The voice work is stellar thanks to Catherine O'Hara, Martin Short, Winona Ryder, Charlie Tahan, Martin Landau and Atticus Shaffer (Brick on "The Middle"). The style and texture of the film is extraordinary. The shadows and lighting provide an atmosphere that adds just enough creepiness. The detail involved with the characters and setting is remarkable for stop-motion animation. Not just that, but how many movies have you seen recently that include a cat-bat, sea monkeys, and a giant turtle? The suburban setting is almost identical to the neighborhood seen in Burton's Edward Scissorhands, just without the 1960's color palette.

This is excellent movie entertainment for adults and children alike. Unfortunately, the black and white presentation has meant a lack of interest from today's kids. Sure it has some darkness to it, but the PG rating means nothing too heavy. This is Tim Burton at his finest ... and without Johnny Depp or Helena Bonham Carter! Also, Danny Elfman's score perfectly compliments the story and characters, and stay for the credits to hear a very odd Karen O song.

Reviewed by Mek Torres 7 / 10

Pure Tim Burton

Tim Burton hasn't been making any of his original ideas since 2005. His recent films are adaptations that most of them are not outstanding nor creative like his own stories. Tim Burton's returns to his original roots with this. Frankenweenie is based on a short he made decades ago. He remade it into a full length animated feature film with sheer campiness. It's great when it goes there but when it tries to be emotional, it works in a short while but it is more interested to its craziness and the storyline doesn't know where to go. The director may return to his style but he still has his old flaws.

The concept is fascinating. It sounds like it's going to be a heartwarming family fun film. It obviously tries to capture the old horror movies with black and white. Most of the characters are based on iconic horror movie characters. Tim Burton is always highly imaginative but somehow he's lacking something. In family films, he creates a charming innovation but he couldn't bring enough depth to it. There are things that could have been interesting. This is about a kid who brings his beloved pet back to life. There could have been more genuine cherishing moments of Victor and resurrected Sparky. There are times like that but it immediately skims to the comedy. The storyline doesn't quite know what to do until it hits to the big climax.

The voice performances were good.

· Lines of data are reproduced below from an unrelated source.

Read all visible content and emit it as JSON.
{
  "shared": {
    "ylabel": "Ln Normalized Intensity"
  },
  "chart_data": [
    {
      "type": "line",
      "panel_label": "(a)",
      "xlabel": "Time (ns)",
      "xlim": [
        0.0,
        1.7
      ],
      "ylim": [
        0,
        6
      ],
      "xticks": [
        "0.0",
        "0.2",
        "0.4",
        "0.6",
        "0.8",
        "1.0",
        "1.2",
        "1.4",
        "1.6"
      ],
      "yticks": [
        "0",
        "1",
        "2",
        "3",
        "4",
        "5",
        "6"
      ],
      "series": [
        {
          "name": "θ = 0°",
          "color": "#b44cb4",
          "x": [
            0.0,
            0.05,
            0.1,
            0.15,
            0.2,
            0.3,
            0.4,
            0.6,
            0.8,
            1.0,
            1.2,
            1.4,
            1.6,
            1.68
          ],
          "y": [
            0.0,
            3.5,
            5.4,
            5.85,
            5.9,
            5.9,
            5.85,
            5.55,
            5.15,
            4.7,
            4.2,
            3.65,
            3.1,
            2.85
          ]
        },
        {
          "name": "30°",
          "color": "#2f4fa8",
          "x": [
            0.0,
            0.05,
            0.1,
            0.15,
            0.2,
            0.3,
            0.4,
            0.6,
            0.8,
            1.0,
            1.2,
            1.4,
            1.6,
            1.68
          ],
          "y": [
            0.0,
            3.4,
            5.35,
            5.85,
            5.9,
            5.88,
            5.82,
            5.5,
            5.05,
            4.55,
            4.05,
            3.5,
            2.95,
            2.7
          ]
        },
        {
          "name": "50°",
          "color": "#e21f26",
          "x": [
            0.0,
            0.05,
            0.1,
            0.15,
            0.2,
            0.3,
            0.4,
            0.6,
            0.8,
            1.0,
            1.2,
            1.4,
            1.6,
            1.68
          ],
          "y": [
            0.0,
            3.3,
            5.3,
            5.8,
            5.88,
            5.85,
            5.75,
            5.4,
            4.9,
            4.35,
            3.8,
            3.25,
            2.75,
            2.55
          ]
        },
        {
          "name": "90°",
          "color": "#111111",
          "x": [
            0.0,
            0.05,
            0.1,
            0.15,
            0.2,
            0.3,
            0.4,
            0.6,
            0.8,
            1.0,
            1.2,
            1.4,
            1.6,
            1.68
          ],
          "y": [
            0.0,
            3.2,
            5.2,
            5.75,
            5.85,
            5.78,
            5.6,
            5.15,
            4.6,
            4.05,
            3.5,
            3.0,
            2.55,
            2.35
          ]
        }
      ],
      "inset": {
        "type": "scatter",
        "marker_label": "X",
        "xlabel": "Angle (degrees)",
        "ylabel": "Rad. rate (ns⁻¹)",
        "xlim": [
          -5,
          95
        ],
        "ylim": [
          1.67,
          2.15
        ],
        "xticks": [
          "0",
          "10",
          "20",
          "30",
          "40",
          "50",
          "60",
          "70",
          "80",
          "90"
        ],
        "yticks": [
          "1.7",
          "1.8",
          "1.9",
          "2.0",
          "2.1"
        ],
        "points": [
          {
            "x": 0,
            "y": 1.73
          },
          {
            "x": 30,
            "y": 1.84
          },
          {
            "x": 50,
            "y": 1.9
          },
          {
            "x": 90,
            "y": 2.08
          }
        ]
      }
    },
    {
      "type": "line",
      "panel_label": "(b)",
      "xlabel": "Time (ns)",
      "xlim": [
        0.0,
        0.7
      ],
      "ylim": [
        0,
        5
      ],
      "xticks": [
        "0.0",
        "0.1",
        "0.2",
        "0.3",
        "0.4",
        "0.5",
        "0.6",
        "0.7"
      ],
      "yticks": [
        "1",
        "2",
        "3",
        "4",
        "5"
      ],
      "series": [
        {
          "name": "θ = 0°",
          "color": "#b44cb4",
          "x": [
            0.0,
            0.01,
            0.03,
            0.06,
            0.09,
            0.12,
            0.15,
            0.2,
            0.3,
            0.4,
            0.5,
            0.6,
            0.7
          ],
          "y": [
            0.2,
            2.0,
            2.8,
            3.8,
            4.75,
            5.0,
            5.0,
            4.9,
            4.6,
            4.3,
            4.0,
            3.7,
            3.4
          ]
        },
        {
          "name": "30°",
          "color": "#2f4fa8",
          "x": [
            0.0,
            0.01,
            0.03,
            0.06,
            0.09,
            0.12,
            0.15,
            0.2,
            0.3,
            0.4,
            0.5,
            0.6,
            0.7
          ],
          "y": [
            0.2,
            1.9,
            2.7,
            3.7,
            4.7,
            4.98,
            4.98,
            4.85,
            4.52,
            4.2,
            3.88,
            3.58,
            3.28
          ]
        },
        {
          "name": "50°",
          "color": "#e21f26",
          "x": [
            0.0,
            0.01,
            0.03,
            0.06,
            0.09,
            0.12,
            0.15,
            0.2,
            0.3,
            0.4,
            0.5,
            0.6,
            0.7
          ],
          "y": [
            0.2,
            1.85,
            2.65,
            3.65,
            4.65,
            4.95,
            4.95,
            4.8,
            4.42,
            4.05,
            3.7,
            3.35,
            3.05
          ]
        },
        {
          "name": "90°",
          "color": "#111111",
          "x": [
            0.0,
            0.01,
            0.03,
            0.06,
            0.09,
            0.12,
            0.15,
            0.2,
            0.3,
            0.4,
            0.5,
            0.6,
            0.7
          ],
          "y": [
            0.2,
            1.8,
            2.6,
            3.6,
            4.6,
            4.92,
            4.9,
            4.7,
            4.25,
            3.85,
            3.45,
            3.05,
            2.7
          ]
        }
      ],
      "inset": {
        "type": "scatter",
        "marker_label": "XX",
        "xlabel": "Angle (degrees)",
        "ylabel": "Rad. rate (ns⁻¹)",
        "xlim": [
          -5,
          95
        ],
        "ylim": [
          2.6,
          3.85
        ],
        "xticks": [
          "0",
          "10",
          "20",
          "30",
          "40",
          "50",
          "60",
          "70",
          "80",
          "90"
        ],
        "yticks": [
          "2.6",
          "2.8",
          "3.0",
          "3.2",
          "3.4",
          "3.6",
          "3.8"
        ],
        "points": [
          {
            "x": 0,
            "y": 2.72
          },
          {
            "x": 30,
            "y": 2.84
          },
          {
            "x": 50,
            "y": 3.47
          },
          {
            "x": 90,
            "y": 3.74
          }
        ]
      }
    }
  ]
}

Martin Landau's is probably the best among them who gratifies and delights his character with his campy accent that reminds you of his role in Ed Wood. The stop-motion animation is simply majestic. The black and white effect makes it a lot more fascinating. The character and monster designs are magnificent. It's wonderful enough as a Tim Burton animated film.

Frankenweenie suffers with the same problem of Edward Scissorhands. Don't get me wrong, Edward Scissorhands is a beautiful film but there is a little depth to its concept and serves an awkward climax leads to an underdeveloped romance. At least there's an endearing performance by Johnny Depp. Frankenweenie is fun but it's kind of empty in the end. It's not bad, it just could have been better. The darkness of the film could have been something affecting instead of an impaled cat. The sad parts seem contrived for the idea's sake. The film messes around the rest of the runtime. I guess the throwbacks and the filmmaking are the only merits of the film. Fans of Tim Burton's dark and crazy vision would enjoy. Since we don't see a lot of stop-motion animation these days, I guess that what makes this appealing. To think about the story, still not satisfying.